HWS News
30 September 2022 • Faculty Crow Awarded Research Fellowship By Colin Spencer '19
Work focuses on American colonial political identity
Associate Professor of History Matthew Crow has been awarded a residential research fellowship by the Omohundro Institute at the College of William and Mary for his study of the influence of the Renaissance and Reformation on the Enlightenment and Age of Revolutions, and on the origins of the United States.
The fellowship includes a stipend and between one to four weeks of study in the collection of rare books donated in 2019 to the Wolf Law Library at the College of William and Mary.
Crow will spend a week at William and Mary in October and again in December.

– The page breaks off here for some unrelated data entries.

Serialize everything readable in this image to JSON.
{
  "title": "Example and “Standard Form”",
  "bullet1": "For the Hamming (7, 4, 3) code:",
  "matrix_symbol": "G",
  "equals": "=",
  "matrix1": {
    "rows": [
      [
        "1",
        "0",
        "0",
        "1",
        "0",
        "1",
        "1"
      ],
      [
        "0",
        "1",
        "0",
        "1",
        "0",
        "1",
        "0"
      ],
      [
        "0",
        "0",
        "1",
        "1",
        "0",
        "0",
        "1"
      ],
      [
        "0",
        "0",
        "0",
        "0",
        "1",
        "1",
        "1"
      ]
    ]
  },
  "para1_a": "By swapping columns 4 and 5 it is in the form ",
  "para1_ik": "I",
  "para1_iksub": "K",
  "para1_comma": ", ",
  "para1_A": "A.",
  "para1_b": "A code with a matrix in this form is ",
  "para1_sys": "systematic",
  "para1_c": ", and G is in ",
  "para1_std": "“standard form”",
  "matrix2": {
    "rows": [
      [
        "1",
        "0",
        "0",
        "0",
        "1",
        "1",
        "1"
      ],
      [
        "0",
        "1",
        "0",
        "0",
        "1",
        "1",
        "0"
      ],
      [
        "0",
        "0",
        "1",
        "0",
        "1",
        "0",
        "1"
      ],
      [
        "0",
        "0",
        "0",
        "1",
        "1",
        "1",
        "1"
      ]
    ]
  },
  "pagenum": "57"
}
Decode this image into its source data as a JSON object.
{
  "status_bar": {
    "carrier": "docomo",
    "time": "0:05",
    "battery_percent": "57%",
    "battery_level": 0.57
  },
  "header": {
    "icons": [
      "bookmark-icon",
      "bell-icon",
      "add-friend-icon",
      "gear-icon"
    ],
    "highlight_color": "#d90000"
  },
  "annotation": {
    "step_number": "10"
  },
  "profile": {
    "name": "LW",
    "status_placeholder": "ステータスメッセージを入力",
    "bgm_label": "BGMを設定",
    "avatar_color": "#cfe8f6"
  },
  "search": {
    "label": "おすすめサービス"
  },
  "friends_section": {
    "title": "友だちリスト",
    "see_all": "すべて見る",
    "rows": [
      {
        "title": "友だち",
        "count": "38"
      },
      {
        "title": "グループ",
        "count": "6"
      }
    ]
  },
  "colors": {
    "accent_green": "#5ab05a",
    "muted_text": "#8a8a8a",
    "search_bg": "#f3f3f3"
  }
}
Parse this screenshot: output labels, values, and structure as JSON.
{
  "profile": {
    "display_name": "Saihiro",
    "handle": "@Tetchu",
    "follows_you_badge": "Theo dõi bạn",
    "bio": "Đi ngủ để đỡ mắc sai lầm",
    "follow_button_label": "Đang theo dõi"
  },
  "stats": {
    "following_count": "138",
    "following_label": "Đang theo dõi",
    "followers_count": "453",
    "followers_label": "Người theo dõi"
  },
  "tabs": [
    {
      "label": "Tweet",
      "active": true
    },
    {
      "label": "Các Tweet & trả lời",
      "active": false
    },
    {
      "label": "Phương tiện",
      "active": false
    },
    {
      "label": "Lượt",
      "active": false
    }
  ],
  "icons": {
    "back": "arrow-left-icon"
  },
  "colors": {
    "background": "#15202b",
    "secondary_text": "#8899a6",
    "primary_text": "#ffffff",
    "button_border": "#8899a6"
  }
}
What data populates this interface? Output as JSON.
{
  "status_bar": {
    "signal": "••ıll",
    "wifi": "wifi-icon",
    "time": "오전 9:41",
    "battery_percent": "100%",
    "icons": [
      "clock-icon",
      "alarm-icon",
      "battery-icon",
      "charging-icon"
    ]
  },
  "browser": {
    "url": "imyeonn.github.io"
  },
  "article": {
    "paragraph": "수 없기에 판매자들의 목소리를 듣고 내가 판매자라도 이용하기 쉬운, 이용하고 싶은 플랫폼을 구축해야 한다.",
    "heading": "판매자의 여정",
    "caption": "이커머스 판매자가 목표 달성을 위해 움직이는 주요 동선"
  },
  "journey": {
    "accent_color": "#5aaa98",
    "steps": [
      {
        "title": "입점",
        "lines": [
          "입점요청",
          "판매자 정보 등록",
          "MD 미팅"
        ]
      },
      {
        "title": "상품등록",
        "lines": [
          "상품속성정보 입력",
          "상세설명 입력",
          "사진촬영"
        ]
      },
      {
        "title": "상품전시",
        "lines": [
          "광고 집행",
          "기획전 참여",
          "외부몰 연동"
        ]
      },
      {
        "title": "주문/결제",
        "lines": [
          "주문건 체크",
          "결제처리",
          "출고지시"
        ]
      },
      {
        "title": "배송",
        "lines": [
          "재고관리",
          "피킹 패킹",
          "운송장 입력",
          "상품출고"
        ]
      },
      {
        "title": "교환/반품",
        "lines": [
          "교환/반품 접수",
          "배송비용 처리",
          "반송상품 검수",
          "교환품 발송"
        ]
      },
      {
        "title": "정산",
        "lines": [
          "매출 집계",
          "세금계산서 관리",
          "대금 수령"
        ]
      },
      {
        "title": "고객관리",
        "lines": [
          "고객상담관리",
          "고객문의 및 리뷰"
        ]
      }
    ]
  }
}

“It definitely feels great to get a short-term fellowship at the Omohundro Institute, especially one that is so flexible,” says Crow. “The Lapidus Collection of Rare Early American Legal Texts at William and Mary is a great opportunity to get back into some of the questions that got me into historical research in the first place.”
In his research, Crow specifically is looking at how “colonial elites in Virginia thought of themselves as building an Anglican polity, and I want to suggest that the Church of England and its politics and problems loomed much larger in colonial legal and intellectual culture than we have previously appreciated,” he says.
Crow says his research can be linked to Hobart and William Smith and how Bishop John Henry Hobart, the founder of Hobart College, was a product of his time with a desire to hold on to and continue an Anglican tradition, even as its authority in America crumbled.
“With the fellowship, I’ll be able to look at legal texts in colonial libraries that bare out this history,” says Crow.
Crow is the author of Thomas Jefferson, Legal History, and the Art of Recollection, published in 2017 by Cambridge University Press. His scholarship examines the intersections between American legal, political and cultural history. His current project, Melville’s Ocean: Legal Imagination at the Boundaries of the Human, explores the work of Melville, the intellectual history of maritime law, and the problem that discretionary justice poses to democratic thought and politics.
Crow joined the HWS faculty in 2012. He holds a B.A. from University of California, San Diego and M.A. and Ph.D. from the University of California, Los Angeles. He has been a research fellow at the Robert H. Smith International Center for Jefferson Studies, the Huntington Library and other organizations. He serves as the faculty athletic fellow for the Hobart crew team.